Since shutting down last March, they’ve stayed busy — from showing one 10-minute play a week online to broadcasting three radio plays on WGLT and WCBU — and now, “Hot Shorts.”
Dobbins said she wanted to take a different approach to online theater.
“We’ve seen a lot of Zoom plays online, and they mostly were plays that were designed to be on stage that were kind of converted to Zoom, and they weren’t really working for us,” she said.
Dobbins and Zielinski challenged the directors, playwrights and actors to work with the new medium, not against it.
“And so because of the screen and the relationship with the person and the screen, we wanted some creative things to happen that focused on Zoom meetings and screen time, almost like the people are coming out of Zoom into your living room," Dobbins said.
The result is a lineup of shorts that explore new terrain within familiar genres.
In “Two Ghost Night,” by Blaise Miller of Frisco, Texas, virtual ghosts use one man’s technical shortcomings to haunt him — through his computer.
In another, two UFO enthusiasts meet online to discuss a strange object one of them found in the yard in “Distance” by John Enright of Chicago.
“Remote” by Nancy Halper of Summit, N.J. connects two siblings living at opposite ends of the earth to plan their father’s COVID-19 compliant memorial service.
“Return to Normal” by Dan Borengasser of Springdale, Ark., drops in on two actors in a budding relationship as they work through scenes for an upcoming virtual performance.
And a young man visits a virtual confessional conveniently located at a large chain grocery store in “Good for the Soul” by Bruce Boeck of Normal.
Zielinski said being socially distant has actually meant the chance for more connection for some of those involved in the project.
“I think for the directors, it’s been very exciting, not only working with actors that they don’t know, but playwrights,” she said. “And that doesn’t happen a lot. So I think it was exciting for everybody to participate in a way that they had not participated before.”
Dobbins said that includes doing prop, costumes and lighting work themselves.

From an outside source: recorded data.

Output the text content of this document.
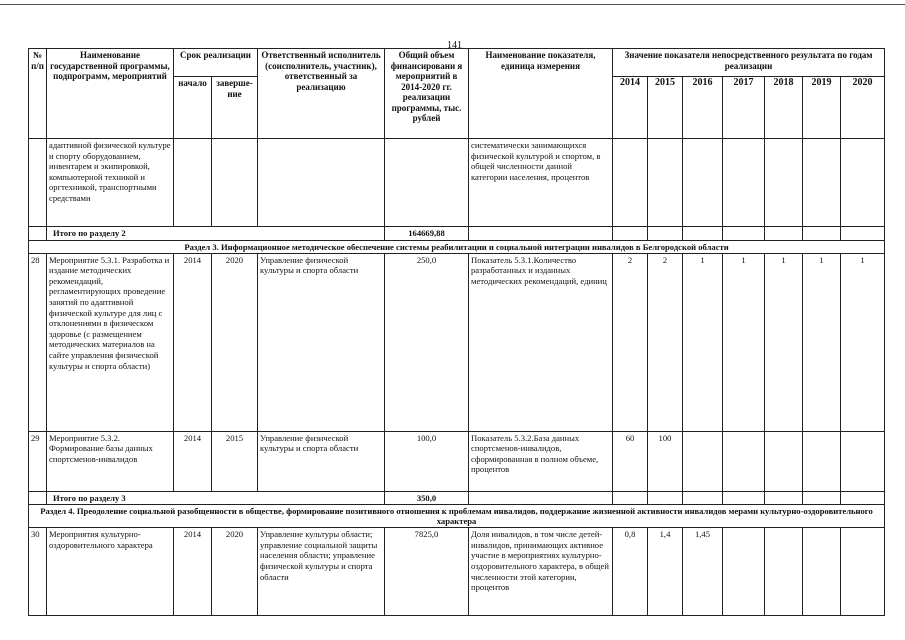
141
№ п/п	Наименование государственной программы, подпрограмм, мероприятий	Срок реализации		Ответственный исполнитель (соисполнитель, участник), ответственный за реализацию	Общий объем финансировани я мероприятий в 2014-2020 гг. реализации программы, тыс. рублей	Наименование показателя, единица измерения	Значение показателя непосредственного результата по годам реализации						
		начало	заверше-ние				2014	2015	2016	2017	2018	2019	2020
	адаптивной физической культуре и спорту оборудованием, инвентарем и экипировкой, компьютерной техникой и оргтехникой, транспортными средствами					систематически занимающихся физической культурой и спортом, в общей численности данной категории населения, процентов							
	Итого по разделу 2				164669,88								
Раздел 3. Информационное методическое обеспечение системы реабилитации и социальной интеграции инвалидов в Белгородской области													
28	Мероприятие 5.3.1. Разработка и издание методических рекомендаций, регламентирующих проведение занятий по адаптивной физической культуре для лиц с отклонениями в физическом здоровье (с размещением методических материалов на сайте управления физической культуры и спорта области)	2014	2020	Управление физической культуры и спорта области	250,0	Показатель 5.3.1.Количество разработанных и изданных методических рекомендаций, единиц	2	2	1	1	1	1	1
29	Мероприятие 5.3.2. Формирование базы данных спортсменов-инвалидов	2014	2015	Управление физической культуры и спорта области	100,0	Показатель 5.3.2.База данных спортсменов-инвалидов, сформированная в полном объеме, процентов	60	100					
	Итого по разделу 3				350,0								
Раздел 4. Преодоление социальной разобщенности в обществе, формирование позитивного отношения к проблемам инвалидов, поддержание жизненной активности инвалидов мерами культурно-оздоровительного характера													
30	Мероприятия культурно-оздоровительного характера	2014	2020	Управление культуры области; управление социальной защиты населения области; управление физической культуры и спорта области	7825,0	Доля инвалидов, в том числе детей-инвалидов, принимающих активное участие в мероприятиях культурно-оздоровительного характера, в общей численности этой категории, процентов	0,8	1,4	1,45				
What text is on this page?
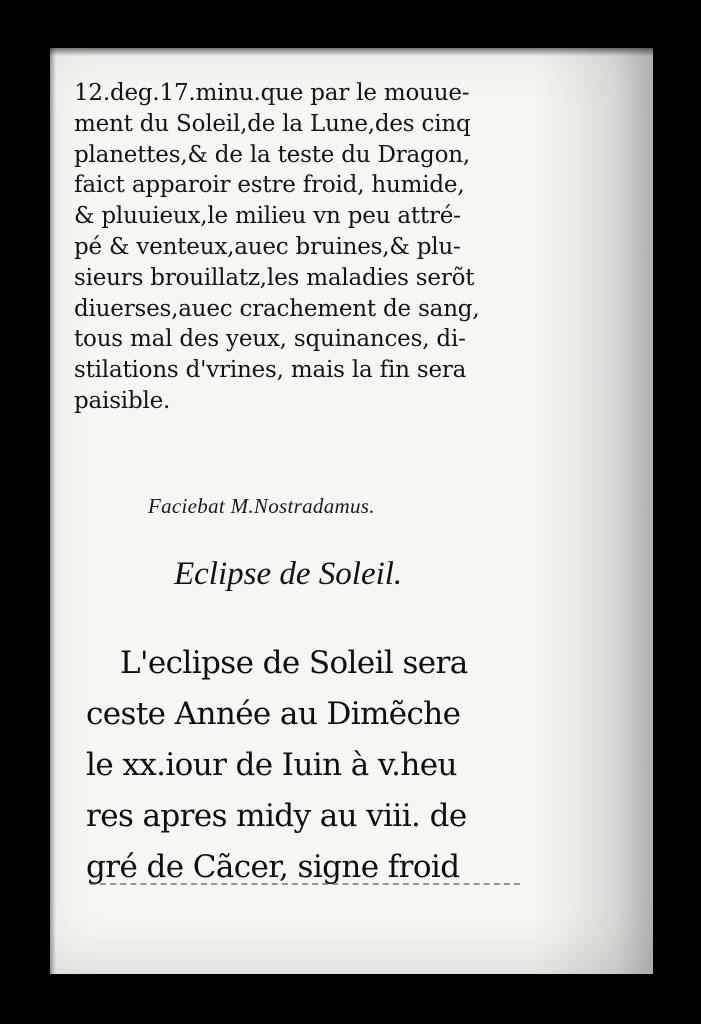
12.deg.17.minu.que par le mouue-
ment du Soleil,de la Lune,des cinq
planettes,& de la teste du Dragon,
faict apparoir estre froid, humide,
& pluuieux,le milieu vn peu attré-
pé & venteux,auec bruines,& plu-
sieurs brouillatz,les maladies serõt
diuerses,auec crachement de sang,
tous mal des yeux, squinances, di-
stilations d'vrines, mais la fin sera
paisible.

Faciebat M.Nostradamus.
Eclipse de Soleil.

L'eclipse de Soleil sera
ceste Année au Dimẽche
le xx.iour de Iuin à v.heu
res apres midy au viii. de
gré de Cãcer, signe froid
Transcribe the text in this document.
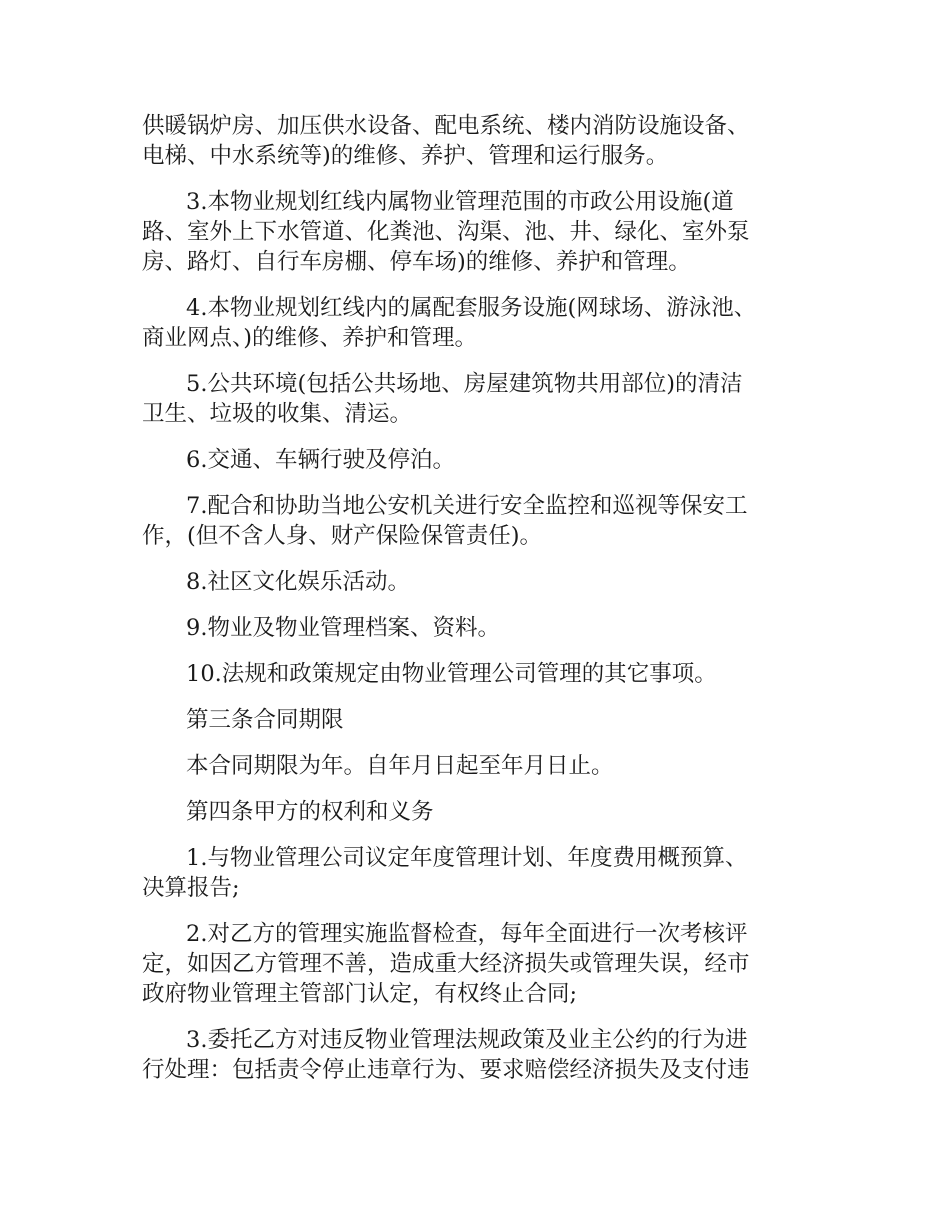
供暖锅炉房、加压供水设备、配电系统、楼内消防设施设备、
电梯、中水系统等)的维修、养护、管理和运行服务。

3.本物业规划红线内属物业管理范围的市政公用设施(道
路、室外上下水管道、化粪池、沟渠、池、井、绿化、室外泵
房、路灯、自行车房棚、停车场)的维修、养护和管理。

4.本物业规划红线内的属配套服务设施(网球场、游泳池、
商业网点、)的维修、养护和管理。

5.公共环境(包括公共场地、房屋建筑物共用部位)的清洁
卫生、垃圾的收集、清运。

6.交通、车辆行驶及停泊。

7.配合和协助当地公安机关进行安全监控和巡视等保安工
作，(但不含人身、财产保险保管责任)。

8.社区文化娱乐活动。

9.物业及物业管理档案、资料。

10.法规和政策规定由物业管理公司管理的其它事项。

第三条合同期限

本合同期限为年。自年月日起至年月日止。

第四条甲方的权利和义务

1.与物业管理公司议定年度管理计划、年度费用概预算、
决算报告;

2.对乙方的管理实施监督检查，每年全面进行一次考核评
定，如因乙方管理不善，造成重大经济损失或管理失误，经市
政府物业管理主管部门认定，有权终止合同;

3.委托乙方对违反物业管理法规政策及业主公约的行为进
行处理：包括责令停止违章行为、要求赔偿经济损失及支付违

“It’s so funny, I had a director call me up and say can you meet me at the costume shop for a priest collar, and I said, ‘No! This is a different kind of a project, you’re going to have to figure this out. The actor can find construction paper and masking tape or something,'” Dobbins said. “So there’s a lot that the directors, playwrights and actors have to do, let me say get to do, that they’re not in charge of with an in-person, onstage play.”
But Dobbins emphasized the theater isn’t lowering its standards just to put on a Zoom performance.
“in Bloomington-Normal, Heartland is the theater that’s really focused on quality,” she said. “We’re sometimes called the ‘serious theater,’ which is good and maybe not so great, but we are serious about the quality of what we do.”
Another element of pressure ensuring these shorts come out nice and hot.
“Hot Shorts” premieres at 7 p.m. Sunday, May 23 on the Heartland Theatre Company YouTube channel.